Insbesondere können Erben mit Hilfe des § 667 BGB unrechtmäßige Kontoverfügungen des Bevollmächtigten wieder rückgängig machen.

Hat ein Miterbe die ihm vom Erblasser erteilte Vollmacht missbraucht, so kann auch dieser Miterbe von jedem anderen Mitglied der Erbengemeinschaft nach § 2039 BGB auf Herausgabe des Erlangten in Anspruch genommen werden. Zu beachten ist dabei lediglich, dass eine Herausgabe des Erlangten nur an die Erbengemeinschaft und nicht an einen Erben persönlich gefordert werden kann.

Bevollmächtigte wenden regelmäßig Gefälligkeitsverhältnis ein

Dergestalt aus § 667 BGB in Anspruch genommene Bevollmächtigte führen in Gerichtsverfahren häufig ins Feld, dass das Auftragsrecht für sie gar nicht anwendbar sei. Vielmehr sei das Verhältnis zwischen ihnen und dem vollmachtgebenden Erblasser als reines Gefälligkeitsverhältnis zu werten, aus dem aber für den Bevollmächtigten keine Rechtspflichten resultieren.

Tatsächlich sind Gerichte einer solchen Argumentation in der Vergangenheit gefolgt und haben insbesondere bei der Einräumung von Kontovollmachten bei Vorliegen eines besonderen Vertrauensverhältnisses zwischen Vollmachtgeber und Bevollmächtigtem ein solches – rechtlich unverbindliches – Gefälligkeitsverhältnis bejaht (BGH, Urteil vom 5.7.2000, XII ZR 26/98 für Ehegatten; OLG Düsseldorf, Urteil vom 28.3.2006, I-4 U 102/05 für die nichteheliche Lebensgemeinschaft).

In aller Regel gehen die Gerichte jedoch auch bei Fallgestaltungen mit familiären oder personalen Einschlag von dem Vorliegen eines – rechtlich verbindlichen – Auftragsverhältnisses zwischen Vollmachtgeber und Bevollmächtigtem aus.

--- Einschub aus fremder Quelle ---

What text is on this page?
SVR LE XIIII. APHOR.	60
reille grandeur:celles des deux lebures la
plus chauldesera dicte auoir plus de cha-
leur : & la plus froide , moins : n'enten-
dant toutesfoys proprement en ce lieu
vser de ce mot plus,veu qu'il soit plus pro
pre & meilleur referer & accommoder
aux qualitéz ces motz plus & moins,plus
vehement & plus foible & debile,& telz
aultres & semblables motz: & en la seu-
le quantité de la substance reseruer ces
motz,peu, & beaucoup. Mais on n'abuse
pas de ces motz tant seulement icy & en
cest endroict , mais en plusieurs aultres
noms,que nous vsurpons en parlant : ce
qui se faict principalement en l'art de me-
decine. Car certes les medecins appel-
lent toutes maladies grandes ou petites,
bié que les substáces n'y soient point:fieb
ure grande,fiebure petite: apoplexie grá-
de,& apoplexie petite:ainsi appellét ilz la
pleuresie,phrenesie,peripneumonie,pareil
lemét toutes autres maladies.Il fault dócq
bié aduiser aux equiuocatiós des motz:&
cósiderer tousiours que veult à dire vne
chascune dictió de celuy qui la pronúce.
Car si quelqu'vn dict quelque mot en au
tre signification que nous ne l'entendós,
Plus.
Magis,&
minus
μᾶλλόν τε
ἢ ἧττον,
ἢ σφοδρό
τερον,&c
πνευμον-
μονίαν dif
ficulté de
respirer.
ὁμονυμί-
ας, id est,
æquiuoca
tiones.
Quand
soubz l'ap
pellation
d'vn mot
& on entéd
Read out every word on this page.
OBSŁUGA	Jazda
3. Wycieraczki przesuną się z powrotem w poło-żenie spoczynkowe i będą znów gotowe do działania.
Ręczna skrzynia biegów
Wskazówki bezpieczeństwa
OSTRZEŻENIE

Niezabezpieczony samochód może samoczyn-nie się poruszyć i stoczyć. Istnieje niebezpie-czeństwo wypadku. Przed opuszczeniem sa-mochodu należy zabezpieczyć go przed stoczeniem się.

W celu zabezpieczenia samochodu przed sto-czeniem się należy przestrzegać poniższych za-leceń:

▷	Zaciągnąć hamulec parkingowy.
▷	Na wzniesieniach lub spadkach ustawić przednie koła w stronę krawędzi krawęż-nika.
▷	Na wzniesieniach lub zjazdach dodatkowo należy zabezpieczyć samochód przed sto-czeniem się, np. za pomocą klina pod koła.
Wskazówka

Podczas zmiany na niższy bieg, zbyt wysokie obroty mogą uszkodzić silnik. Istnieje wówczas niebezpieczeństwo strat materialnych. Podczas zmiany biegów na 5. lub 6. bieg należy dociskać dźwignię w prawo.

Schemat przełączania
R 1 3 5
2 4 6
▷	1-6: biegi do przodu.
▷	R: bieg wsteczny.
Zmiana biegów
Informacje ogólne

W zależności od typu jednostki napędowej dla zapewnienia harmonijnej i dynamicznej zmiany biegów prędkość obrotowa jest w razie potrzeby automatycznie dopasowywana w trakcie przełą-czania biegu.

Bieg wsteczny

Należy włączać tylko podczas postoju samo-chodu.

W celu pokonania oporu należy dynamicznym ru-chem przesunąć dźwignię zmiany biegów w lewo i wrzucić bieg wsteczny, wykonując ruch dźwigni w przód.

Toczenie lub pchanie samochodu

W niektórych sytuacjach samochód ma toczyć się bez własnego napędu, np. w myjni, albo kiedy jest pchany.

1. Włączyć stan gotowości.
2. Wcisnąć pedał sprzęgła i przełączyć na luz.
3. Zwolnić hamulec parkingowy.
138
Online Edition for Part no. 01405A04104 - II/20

Der Vollmachtgeber kann Rechte aus Auftragsverhältnis ausschließen

Wenn der Vollmachtgeber und zukünftige Erblasser kein Interesse an einer möglichen Rückabwicklung von Rechtsgeschäften hat, die der Bevollmächtigte für ihn vornimmt, dann steht es dem Erblasser frei, dies in der Vollmacht ausdrücklich anzuordnen.

Soweit der Erblasser selber auf Rechte aus den §§ 662 ff. BGB verzichtet, können diese Rechte auch von seinen Erben nicht mehr geltend gemacht werden.